When the 1999 storm hit, hurricane-force winds peeled layers of lead from the roof and blasted out thousands of windowpanes-but those were quickly repaired before the rain could get at the priceless interiors. Today, visitors can tour the State Apartments, loaded with ornate furniture, paintings, tapestries, vases, chandeliers, and sculpture. The most dazzling room -- a long arcade called the Hall of Mirrors, with windows along one wall and 357 beveled mirrors along the other -- is where the Treaty of Versailles, officially ending World War I, was signed in 1919.

The gardens, though -- that's another story. The Gardens of Versailles were the ultimate in French formal garden design, with geometrical flower beds, terraces, pools, topiary, statuary, lakes, and some 50 fountains. An estimated 10,000 beeches, cedars, junipers, and firs were flattened in the storms, 90% of them over 200 years old. Among the trees lost were a Corsican pine tree planted by Napoleon and a tulip tree from Virginia given to Marie Antoinette. Although new seedlings were planted, it will take years -- centuries -- before those leafy avenues look the way they did.

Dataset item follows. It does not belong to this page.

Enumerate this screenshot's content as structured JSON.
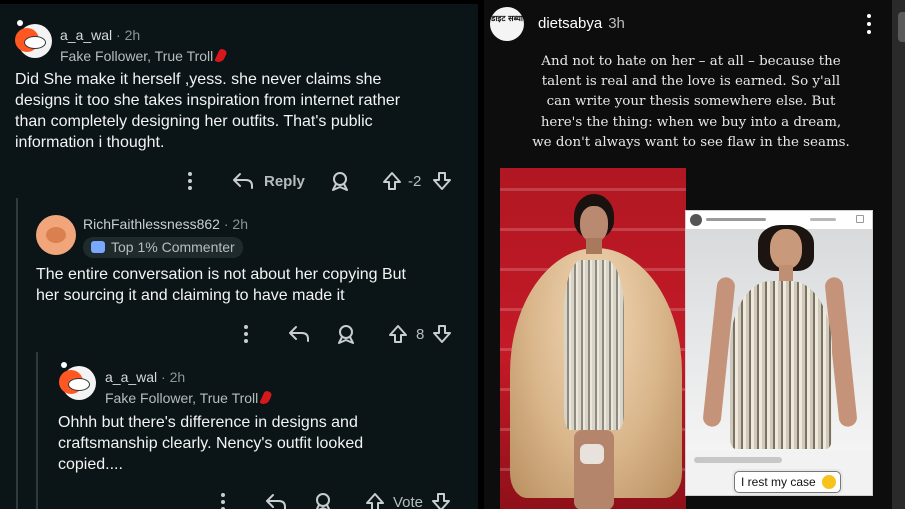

Most of the trees were not only old, they were too tall for their root systems -- Versailles was built over a swamp, and the water table is so high, trees never sink deep roots. Versailles' gardeners see the replanting as a long-overdue chance to restore the park's original design. However, since the days of the Sun King, Paris's suburbs have overtaken his country hideaway. With the trees gone, you can now see apartment towers from the royal terraces -- hardly the effect Louis intended.